The examples provided in this document only represent a tiny bit of the content of most of the NetCDF files. There are usually many more variables available in a NetCDF file, and therefore many other ways to display data.
Content:
A list of interesting IMOS based Python library functions is available from their Github website
The examples that will be used rely on the following Python packages, which need to be installed:
The examples that will be use in this course have been tested in Python 2.7.3, with numpy 1.6.1, matplotlib 1.1.1, and version 1.0.2 of netCDF4. Later versions of these packages will usually work.
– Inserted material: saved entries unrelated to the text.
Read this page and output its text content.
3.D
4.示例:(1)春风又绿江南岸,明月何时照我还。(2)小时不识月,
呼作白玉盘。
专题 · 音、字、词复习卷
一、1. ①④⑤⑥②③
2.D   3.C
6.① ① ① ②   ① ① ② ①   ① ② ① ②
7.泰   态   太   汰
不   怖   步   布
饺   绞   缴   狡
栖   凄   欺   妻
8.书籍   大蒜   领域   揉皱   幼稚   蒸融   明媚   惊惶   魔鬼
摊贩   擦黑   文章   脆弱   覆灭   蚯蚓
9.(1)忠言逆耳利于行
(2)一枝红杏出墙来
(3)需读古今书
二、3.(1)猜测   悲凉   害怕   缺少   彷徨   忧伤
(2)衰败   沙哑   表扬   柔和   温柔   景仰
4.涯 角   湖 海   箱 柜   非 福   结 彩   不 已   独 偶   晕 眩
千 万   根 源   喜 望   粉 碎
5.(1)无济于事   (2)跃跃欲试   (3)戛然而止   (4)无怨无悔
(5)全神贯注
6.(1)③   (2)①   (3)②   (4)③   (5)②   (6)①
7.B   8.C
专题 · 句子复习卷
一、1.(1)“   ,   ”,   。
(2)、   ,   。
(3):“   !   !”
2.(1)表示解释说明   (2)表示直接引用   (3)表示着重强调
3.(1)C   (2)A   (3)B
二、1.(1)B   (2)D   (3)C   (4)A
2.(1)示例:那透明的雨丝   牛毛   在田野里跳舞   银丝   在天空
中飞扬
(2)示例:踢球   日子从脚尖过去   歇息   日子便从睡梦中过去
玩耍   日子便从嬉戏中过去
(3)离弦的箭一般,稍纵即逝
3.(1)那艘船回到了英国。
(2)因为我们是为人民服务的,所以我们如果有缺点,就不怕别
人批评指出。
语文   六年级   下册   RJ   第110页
Earlier versions may work also.
In order to find a dataset you are interested in, please refer to the portal help: http://help.aodn.org.au/help/?q=node/6. This is a how-to guide that can help users find an IMOS NetCDF file. When downloading your chosen dataset from the portal, choose one of the download options “List of URLs”, or “All source NETCDF files” to obtain netCDF files.
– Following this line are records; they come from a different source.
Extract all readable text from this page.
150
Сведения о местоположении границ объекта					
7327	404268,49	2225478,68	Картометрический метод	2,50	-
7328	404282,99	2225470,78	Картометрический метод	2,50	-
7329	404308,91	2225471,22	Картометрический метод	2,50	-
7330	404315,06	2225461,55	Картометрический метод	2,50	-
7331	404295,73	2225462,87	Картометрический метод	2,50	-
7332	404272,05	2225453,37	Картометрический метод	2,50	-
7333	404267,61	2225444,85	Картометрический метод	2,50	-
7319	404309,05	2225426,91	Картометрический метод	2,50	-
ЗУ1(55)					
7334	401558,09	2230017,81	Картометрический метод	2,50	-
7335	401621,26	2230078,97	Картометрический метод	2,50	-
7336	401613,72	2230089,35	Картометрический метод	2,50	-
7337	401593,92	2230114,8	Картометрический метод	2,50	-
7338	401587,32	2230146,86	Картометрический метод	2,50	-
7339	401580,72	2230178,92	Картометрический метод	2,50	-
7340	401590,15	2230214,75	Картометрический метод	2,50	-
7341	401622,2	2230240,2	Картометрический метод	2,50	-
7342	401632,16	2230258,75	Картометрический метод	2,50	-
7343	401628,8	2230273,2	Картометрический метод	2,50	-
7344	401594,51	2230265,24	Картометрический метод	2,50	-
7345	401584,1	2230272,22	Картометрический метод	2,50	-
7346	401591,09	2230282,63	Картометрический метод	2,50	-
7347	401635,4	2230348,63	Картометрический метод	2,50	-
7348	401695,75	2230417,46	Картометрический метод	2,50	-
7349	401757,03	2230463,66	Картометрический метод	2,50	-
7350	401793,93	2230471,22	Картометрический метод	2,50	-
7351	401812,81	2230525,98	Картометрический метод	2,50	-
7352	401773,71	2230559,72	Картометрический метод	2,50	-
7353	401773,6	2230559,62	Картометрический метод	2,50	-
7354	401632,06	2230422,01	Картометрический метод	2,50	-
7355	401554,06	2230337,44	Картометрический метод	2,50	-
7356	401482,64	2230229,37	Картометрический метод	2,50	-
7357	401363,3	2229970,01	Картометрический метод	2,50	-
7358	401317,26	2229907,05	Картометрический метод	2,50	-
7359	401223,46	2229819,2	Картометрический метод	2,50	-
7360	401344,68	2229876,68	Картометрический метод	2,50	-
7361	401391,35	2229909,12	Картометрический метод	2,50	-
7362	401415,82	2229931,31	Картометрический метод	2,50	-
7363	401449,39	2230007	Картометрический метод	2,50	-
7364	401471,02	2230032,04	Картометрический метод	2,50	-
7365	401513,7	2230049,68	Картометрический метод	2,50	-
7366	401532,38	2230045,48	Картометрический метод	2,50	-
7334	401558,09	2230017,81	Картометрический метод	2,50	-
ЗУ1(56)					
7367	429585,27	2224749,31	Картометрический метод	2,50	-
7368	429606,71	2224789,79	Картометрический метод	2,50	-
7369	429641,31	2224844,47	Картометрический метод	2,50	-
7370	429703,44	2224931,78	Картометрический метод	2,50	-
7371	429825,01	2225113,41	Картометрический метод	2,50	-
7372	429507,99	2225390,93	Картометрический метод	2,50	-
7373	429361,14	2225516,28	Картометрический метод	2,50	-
For users who are already familiar with IMOS facilities and datasets, IMOS NetCDF files are also directly accessible via an OPeNDAP catalog at : http://thredds.aodn.org.au/thredds/catalog/IMOS/catalog.html
Most of the examples in the following sections use the ‘Data URL’ of a dataset. If you have downloaded your dataset from the portal, the data URL is the file path to the file on your local machine. If you are using the THREDDS catelog, the file does not have to be downloaded to your local machine first – the OPeNDAP data URL can be parsed into Python. The OPeNDAP data URL is found on the ‘OPeNDAP Dataset Access Form’ page (see http://help.aodn.org.au/help/?q=node/11), inside the box labelled ‘Data URL’ just above the ‘Global Attributes’ field.
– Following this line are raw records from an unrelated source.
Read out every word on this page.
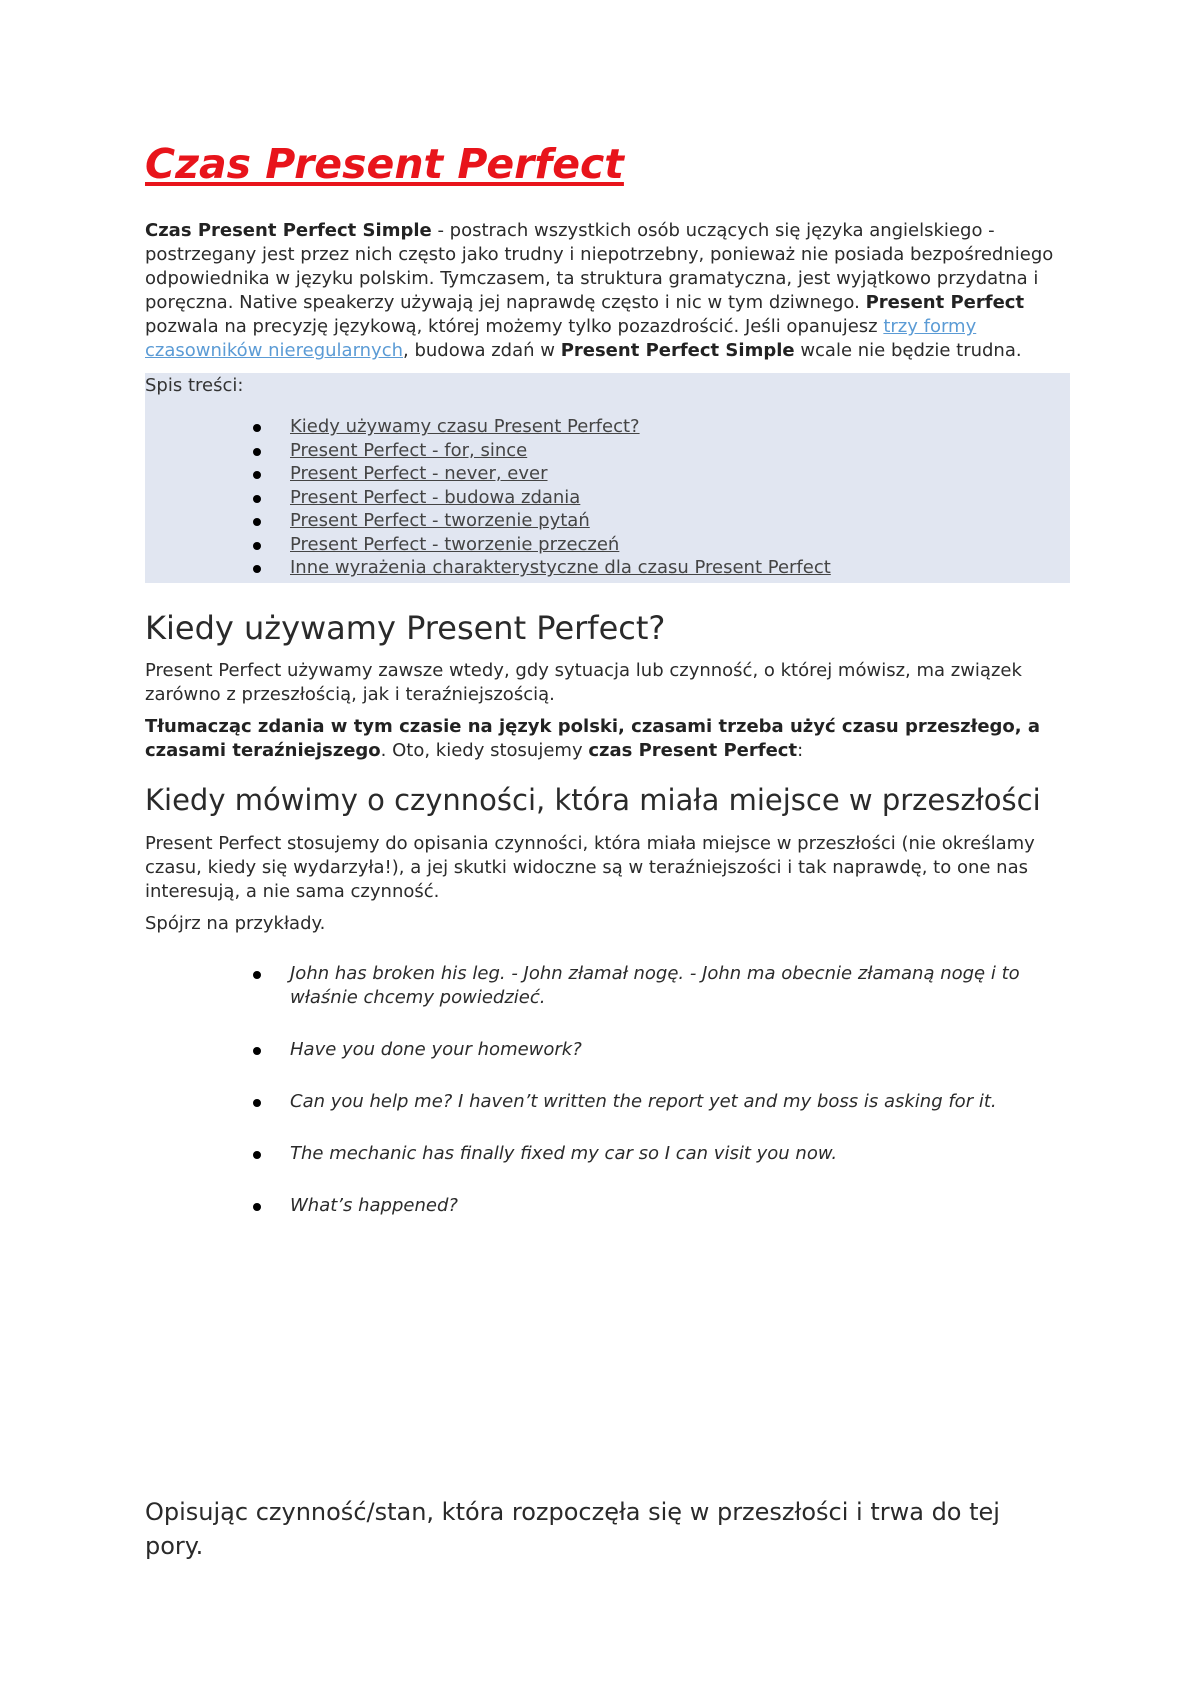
Czas Present Perfect

Czas Present Perfect Simple - postrach wszystkich osób uczących się języka angielskiego - postrzegany jest przez nich często jako trudny i niepotrzebny, ponieważ nie posiada bezpośredniego odpowiednika w języku polskim. Tymczasem, ta struktura gramatyczna, jest wyjątkowo przydatna i poręczna. Native speakerzy używają jej naprawdę często i nic w tym dziwnego. Present Perfect pozwala na precyzję językową, której możemy tylko pozazdrościć. Jeśli opanujesz trzy formy czasowników nieregularnych, budowa zdań w Present Perfect Simple wcale nie będzie trudna.

Spis treści:
Kiedy używamy czasu Present Perfect?
Present Perfect - for, since
Present Perfect - never, ever
Present Perfect - budowa zdania
Present Perfect - tworzenie pytań
Present Perfect - tworzenie przeczeń
Inne wyrażenia charakterystyczne dla czasu Present Perfect
Kiedy używamy Present Perfect?

Present Perfect używamy zawsze wtedy, gdy sytuacja lub czynność, o której mówisz, ma związek zarówno z przeszłością, jak i teraźniejszością.

Tłumacząc zdania w tym czasie na język polski, czasami trzeba użyć czasu przeszłego, a czasami teraźniejszego. Oto, kiedy stosujemy czas Present Perfect:

Kiedy mówimy o czynności, która miała miejsce w przeszłości

Present Perfect stosujemy do opisania czynności, która miała miejsce w przeszłości (nie określamy czasu, kiedy się wydarzyła!), a jej skutki widoczne są w teraźniejszości i tak naprawdę, to one nas interesują, a nie sama czynność.

Spójrz na przykłady.

John has broken his leg. - John złamał nogę. - John ma obecnie złamaną nogę i to właśnie chcemy powiedzieć.
Have you done your homework?
Can you help me? I haven’t written the report yet and my boss is asking for it.
The mechanic has finally fixed my car so I can visit you now.
What’s happened?
Opisując czynność/stan, która rozpoczęła się w przeszłości i trwa do tej pory.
Note: the list of URL’s generated by the IMOS portal when choosing that download option can be converted to a list of OPeNDAP data URL’s by replacing string http://data.aodn.org.au/IMOS/opendap with http://thredds.aodn.org.au/thredds/dodsC/IMOS.
The first step consists of opening a NetCDF file, whether this file is available locally or remotely on an OPeNDAP server.
Type in your Python command window (or script):
from netCDF4 import Dataset
aatams_URL = 'http://thredds.aodn.org.au/thredds/dodsC/IMOS/eMII/demos/AATAMS/marine_mammal_ctd-tag/2009_2011_ct64_Casey_Macquarie/ct64-M746-09/IMOS_AATAMS-SATTAG_TSP_20100205T043000Z_ct64-M746-09_END-20101029T071000Z_FV00.nc'
aatams_DATA = Dataset(aatams_URL)
This creates a netCDF Dataset object, through which you can access all the contents of the file.
Let's do it below - as this is a Python commands we will be using a code
cell this time and not a markdown
(text) one.
from netCDF4 import Dataset
aatams_URL = 'http://thredds.aodn.org.au/thredds/dodsC/IMOS/eMII/demos/AATAMS/marine_mammal_ctd-tag/2009_2011_ct64_Casey_Macquarie/ct64-M746-09/IMOS_AATAMS-SATTAG_TSP_20100205T043000Z_ct64-M746-09_END-20101029T071000Z_FV00.nc'
aatams_DATA = Dataset(aatams_URL)
Please refer to the netCDF4 module documentation for a complete description of the Dataset object:: 'http://netcdf4-python.googlecode.com/svn/trunk/docs/netCDF4.Dataset-class.html' (or type help(Dataset) at the Python prompt).
help(aatams_DATA)
In order to see all the global attributes and some other information about the file, type in your command window:
print aatams_DATA
The output will look something like this:
root group (NETCDF3_64BIT file format):
project: Integrated Marine Observing System (IMOS)
conventions: IMOS-1.2
date_created: 2012-09-13T07:27:03Z
title: Temperature, Salinity and Depth profiles in near real time
institution: AATAMS
site: CTD Satellite Relay Data Logger
abstract: CTD Satellite Relay Data Loggers are used to explore how marine mammal behaviour relates to their oceanic environment. Loggers developped at the University of St Andrews Sea Mammal Research Unit transmit data in near real time via the Argo satellite system
source: SMRU CTD Satellite relay Data Logger on marine mammals
…
dimensions: obs, profiles
variables: TIME, LATITUDE, LONGITUDE, TEMP, PRES, PSAL, parentIndex, TIME_quality_control, LATITUDE_quality_control, LONGITUDE_quality_control, TEMP_quality_control, PRES_quality_control, PSAL_quality_control
groups:
print(aatams_DATA)
Global attributes in the netCDF file become attributes of the Dataset object. A list of global attribute names is returned by the ncattrs() method of the object. The dict attribute of the object is a dictionary of all netCDF attribute names and values.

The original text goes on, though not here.